# Can all polynomials of a given degree be reducible?

Let $n > 1$ be a fixed integer. Does there exist a field $F$ with the following properties?

1. $F$ is not algebraically closed.
2. Every polynomial $f(x) \in F[X]$ of degree $n$ is reducible.
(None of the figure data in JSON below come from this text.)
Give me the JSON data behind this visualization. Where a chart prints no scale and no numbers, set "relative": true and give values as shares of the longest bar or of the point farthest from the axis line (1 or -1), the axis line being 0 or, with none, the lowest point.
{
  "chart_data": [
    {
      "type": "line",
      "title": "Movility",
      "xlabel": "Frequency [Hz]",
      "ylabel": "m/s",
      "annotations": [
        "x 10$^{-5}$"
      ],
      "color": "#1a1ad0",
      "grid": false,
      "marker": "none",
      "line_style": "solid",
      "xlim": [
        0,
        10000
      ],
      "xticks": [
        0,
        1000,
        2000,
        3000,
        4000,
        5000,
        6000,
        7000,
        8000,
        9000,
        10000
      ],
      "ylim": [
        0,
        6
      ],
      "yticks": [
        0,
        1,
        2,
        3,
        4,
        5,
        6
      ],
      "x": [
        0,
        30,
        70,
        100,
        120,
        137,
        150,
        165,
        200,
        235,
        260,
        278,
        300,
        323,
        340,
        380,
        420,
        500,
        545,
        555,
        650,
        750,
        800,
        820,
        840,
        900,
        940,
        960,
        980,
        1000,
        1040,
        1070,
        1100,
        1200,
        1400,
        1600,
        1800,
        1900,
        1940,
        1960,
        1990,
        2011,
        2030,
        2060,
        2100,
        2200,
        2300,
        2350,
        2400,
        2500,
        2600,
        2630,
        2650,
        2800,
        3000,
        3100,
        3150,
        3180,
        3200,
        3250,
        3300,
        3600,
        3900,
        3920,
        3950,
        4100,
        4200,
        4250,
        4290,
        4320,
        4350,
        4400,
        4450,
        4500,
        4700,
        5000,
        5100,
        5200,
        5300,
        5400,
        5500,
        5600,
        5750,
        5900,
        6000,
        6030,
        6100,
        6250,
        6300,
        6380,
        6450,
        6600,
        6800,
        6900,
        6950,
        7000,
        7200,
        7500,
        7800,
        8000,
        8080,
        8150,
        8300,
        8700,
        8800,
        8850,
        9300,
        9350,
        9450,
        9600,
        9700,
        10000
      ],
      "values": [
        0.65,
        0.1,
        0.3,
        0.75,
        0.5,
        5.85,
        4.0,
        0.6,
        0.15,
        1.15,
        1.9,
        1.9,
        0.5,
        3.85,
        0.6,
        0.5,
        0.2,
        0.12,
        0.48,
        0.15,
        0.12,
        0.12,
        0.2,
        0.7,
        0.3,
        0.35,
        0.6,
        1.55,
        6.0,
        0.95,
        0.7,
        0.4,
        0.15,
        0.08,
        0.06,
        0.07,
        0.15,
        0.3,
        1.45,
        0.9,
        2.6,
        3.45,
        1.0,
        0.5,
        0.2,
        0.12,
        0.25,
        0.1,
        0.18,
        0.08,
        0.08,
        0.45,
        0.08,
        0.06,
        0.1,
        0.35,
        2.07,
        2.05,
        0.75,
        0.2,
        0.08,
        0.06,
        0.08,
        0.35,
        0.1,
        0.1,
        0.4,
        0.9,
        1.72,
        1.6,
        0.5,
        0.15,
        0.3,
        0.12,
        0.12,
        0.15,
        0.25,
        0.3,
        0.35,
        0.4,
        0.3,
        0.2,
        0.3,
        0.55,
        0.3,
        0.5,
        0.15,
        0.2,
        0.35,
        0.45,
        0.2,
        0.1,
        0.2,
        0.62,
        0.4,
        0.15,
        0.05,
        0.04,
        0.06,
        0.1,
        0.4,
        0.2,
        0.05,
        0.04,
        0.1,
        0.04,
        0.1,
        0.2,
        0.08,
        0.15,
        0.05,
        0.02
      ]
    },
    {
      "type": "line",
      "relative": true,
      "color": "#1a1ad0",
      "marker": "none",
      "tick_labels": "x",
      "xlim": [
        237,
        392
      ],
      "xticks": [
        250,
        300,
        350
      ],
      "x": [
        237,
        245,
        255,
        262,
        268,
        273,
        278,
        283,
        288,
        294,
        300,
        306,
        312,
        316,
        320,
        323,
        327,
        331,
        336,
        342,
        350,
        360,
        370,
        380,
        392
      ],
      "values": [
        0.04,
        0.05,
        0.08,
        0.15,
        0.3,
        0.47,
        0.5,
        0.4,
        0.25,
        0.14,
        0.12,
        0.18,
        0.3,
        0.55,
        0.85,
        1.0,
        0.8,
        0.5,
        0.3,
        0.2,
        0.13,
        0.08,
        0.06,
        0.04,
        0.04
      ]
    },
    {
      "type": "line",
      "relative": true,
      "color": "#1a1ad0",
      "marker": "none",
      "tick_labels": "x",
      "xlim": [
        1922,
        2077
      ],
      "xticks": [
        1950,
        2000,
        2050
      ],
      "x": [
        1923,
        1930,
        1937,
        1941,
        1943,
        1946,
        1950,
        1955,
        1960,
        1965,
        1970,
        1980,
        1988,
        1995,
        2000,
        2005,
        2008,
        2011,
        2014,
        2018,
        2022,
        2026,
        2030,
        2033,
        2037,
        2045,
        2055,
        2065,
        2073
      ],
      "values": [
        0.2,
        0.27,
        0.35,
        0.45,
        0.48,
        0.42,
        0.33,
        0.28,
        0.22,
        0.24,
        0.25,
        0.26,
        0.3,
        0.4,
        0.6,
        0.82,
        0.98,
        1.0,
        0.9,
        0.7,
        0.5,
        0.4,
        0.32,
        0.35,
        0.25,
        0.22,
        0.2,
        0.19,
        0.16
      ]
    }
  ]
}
I cannot think of any such field, even for $n=2$. All I can prove is that $F$ must be infinite.

-
how about $F=\mathbb{R}$ and $n=3$? –  user8268 Sep 28 '12 at 14:53
Take $\mathbb{Q}$ and adjoin all square roots. –  Bill Cook Sep 28 '12 at 14:53
It would seem that the intent of the problem is "every polynomial is reducible into linear factors". In this case $n=3$ and $\mathbb{R}$ would not be an example (because of irreducible quadratics). –  Bill Cook Sep 28 '12 at 14:55
@Bill: That wouldn't work. You added $\sqrt 2$ but not $\sqrt[4]2$. So the polynomial $x^2-\sqrt 2$ has is not reducible. You need to close under square roots. –  Asaf Karagila Sep 28 '12 at 15:04
Your claim that $F$ must be finite is correct. If $\operatorname{char}F\ne 2$, then $x\mapsto x^2$ is not injective because $\pm1\mapsto 1$. Therefore, if $F$ is finite, it is also not surjective, hence there exists $c\in F$ such that $x^2=c$ has no solution in $F$. If $\operatorname{char} F=2$, then $x\mapsto x^2+x$ is not injective because $0\mapsto0$ and $1\mapsto 0$, hence for finite $F$ there is a $c$ such that $x^2+x=c$ has no solution in $F$. –  Hagen von Eitzen Sep 28 '12 at 15:15
show 1 more comment

Here's an example of historical importance for $n=2$:

Let $F$ be the subfield of $\mathbb C$ consisting of all numbers constructible with ruler and compass if $0$, $1$ and $i$ are given. ($F$ is a field because adding, negating, multiplying, taking reciprocals can be done with ruler and compass). Since it is possible to take square roots and solve quadratics with ruler and compass, we see that all quadratic polynomials are reducible. On the other hand, the old classic problem of doubling the cube (i.e. finding a root of $x^3-2=0$) is not solvable with ruler and compass, hence $F\ne \overline F$.

-
Over a finite field $\mathbb F_p$, fix an algebraic closure $\bar{\mathbb F}_p$ and consider the (increasing) union $F$ of the subextensions ${\mathbb F}_{p^{n^d}}$, $d\ge 0$. Let $f(x)\in F[x]$ of degree $n$. Then for some $d\ge 0$, $$f(x)\in F_d:=\mathbb F_{p^{n^d}}[x].$$ If $f(X)$ is irreducible over $F$, then it is irreducible over $F_d$. The extension of $F_d$ generated by a root $\alpha$ of $f(x)$ in $\bar{\mathbb F}_p$ has degree $n$ over $F_d$, so $\alpha\in F_{d+1}\subseteq F$. Thus $f(x)$ is reducible in $F[x]$. Finally, $F\ne \bar{\mathbb F}_p$: take a number $\ell$ prime to $n$, then $\mathbb F_{p^\ell}\cap F=\mathbb F_p$. In particular, $\mathbb F_{p^\ell}\not\subseteq F$.